Prestasi OJK tidak hanya itu. OJK juga mampu menjaga likuiditas sector keuangan, khususnya perbankan. Likuiditas perbankan pada Pebruari 2022 berada pada level sangat mencukupi. Rasio Alat Likuid terhadap Non-Core Deposit terjaga di level 147,33, sementara threshold nya hanya 50%. Demikian juga dengan rasio Alat Likuid terhadap DPK berada di level 32,72%, cukup jauh di atas threshold 10%.
Stabilitas yang dicerminkan terjaganya risiko, likuiditas dan permodalan, merupakan modal bagi industry jasa keuangan untuk mendukung perekonomian. Stabilitas tersebut tidak sepenuhnya berarti apabila industry keuangan tidak mampu menjalankan fungsi utamanya sebagai lembaga intermediasi yaitu mengumpulkan dana dari masyarakat dan menyalurkannya kembali ke masyarakat.
Di pasar modal, berjalannya fungsi intermediasi ditunjukkan oleh jumlah emiten, jumlah investor dan besar nya kapitalisasi. Sementara di perbankan, fungsi intermediasi di tunjukan dengan bertumbuhnya DPK yang diimbangi oleh bertumbuhnya penyaluran kredit.

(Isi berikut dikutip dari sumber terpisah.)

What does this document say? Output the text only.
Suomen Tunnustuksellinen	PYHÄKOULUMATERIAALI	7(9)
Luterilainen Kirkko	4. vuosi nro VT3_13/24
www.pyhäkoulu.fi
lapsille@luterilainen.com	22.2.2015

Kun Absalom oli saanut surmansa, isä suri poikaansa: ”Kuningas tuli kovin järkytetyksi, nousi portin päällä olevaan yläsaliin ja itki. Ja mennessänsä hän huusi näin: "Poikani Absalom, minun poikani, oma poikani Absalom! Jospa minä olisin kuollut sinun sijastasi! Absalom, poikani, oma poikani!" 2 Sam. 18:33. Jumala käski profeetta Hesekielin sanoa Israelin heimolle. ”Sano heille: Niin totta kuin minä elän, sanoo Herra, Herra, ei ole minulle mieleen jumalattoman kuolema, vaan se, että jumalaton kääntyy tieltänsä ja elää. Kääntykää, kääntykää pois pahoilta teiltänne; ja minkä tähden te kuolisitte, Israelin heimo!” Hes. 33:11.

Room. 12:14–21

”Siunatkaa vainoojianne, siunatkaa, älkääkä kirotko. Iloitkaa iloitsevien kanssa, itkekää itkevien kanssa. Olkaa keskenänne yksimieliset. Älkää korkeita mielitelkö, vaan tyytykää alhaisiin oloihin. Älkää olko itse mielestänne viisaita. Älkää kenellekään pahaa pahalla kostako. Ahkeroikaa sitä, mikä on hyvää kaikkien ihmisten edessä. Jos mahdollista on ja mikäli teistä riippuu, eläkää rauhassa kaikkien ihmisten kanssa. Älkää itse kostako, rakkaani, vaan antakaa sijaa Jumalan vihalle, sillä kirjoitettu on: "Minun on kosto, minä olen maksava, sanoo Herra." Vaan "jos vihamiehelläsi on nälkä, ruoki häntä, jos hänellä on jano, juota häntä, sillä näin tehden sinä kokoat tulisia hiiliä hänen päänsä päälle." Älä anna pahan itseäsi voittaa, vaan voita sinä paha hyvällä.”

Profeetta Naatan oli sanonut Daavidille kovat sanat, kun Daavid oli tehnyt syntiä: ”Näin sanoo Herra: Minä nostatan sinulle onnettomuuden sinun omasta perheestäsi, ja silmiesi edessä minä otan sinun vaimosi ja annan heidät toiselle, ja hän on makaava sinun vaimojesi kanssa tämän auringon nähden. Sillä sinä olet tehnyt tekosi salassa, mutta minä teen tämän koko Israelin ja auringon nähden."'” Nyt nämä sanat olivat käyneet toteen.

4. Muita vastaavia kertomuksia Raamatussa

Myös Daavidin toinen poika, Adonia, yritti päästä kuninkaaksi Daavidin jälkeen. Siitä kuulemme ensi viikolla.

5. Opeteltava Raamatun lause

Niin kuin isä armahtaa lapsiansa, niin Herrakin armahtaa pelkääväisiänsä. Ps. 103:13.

Ketika perbankan tidak mampu menyalurkan kredit, perbankan akan dinilai tidak melaksanakan fungsinya dengan baik.
Selama pandemi, Pasar modal mampu menjaga fungsinya dengan baik. Kapitalisasi terus bertumbuh didukung oleh kenaikan investor ritel. Sayangnya di sisi lain fungsi intermediasi perbankan mengalami banyak hambatan. DPK perbankan memang tumbuh sangat tinggi, karena masyarakat mengurangi konsumsi. Tetapi penyaluran kredit justru tumbuh negative, karena dunia usaha tidak bisa beroperasi secara normal.
Pertumbuhan kredit pada tahun 2020 turun hingga minus 2,41% (y.o.y). Baru pada tahun 2021, penyaluran kredit kembali positif walaupun masih sangat rendah yaitu sebesar 5,42% (y.o.y). Fungsi intermediasi perbankan terus membaik pada tahun 2022. Pertumbuhan kredit pada bulan Pebruari 2022 mencapai 6,33% (y.o.y), lebih tinggi dibandingkan bulan Januari (5,5%).
Stabilitas industry keuangan yang didukung oleh mulai tumbuhnya penyaluran kredit merupakan modal besar pulihnya ekonomi. Kondisi ini tentunya tidak terjadi begitu saja, melainkan dikarenakan adanya kebijakan yang tepat yang diimbangi oleh pengawasan yang ketat oleh OJK. Dan itu tentunya tidak terlepas dari kinerja yang baik dari Dewan Komisioner OJK.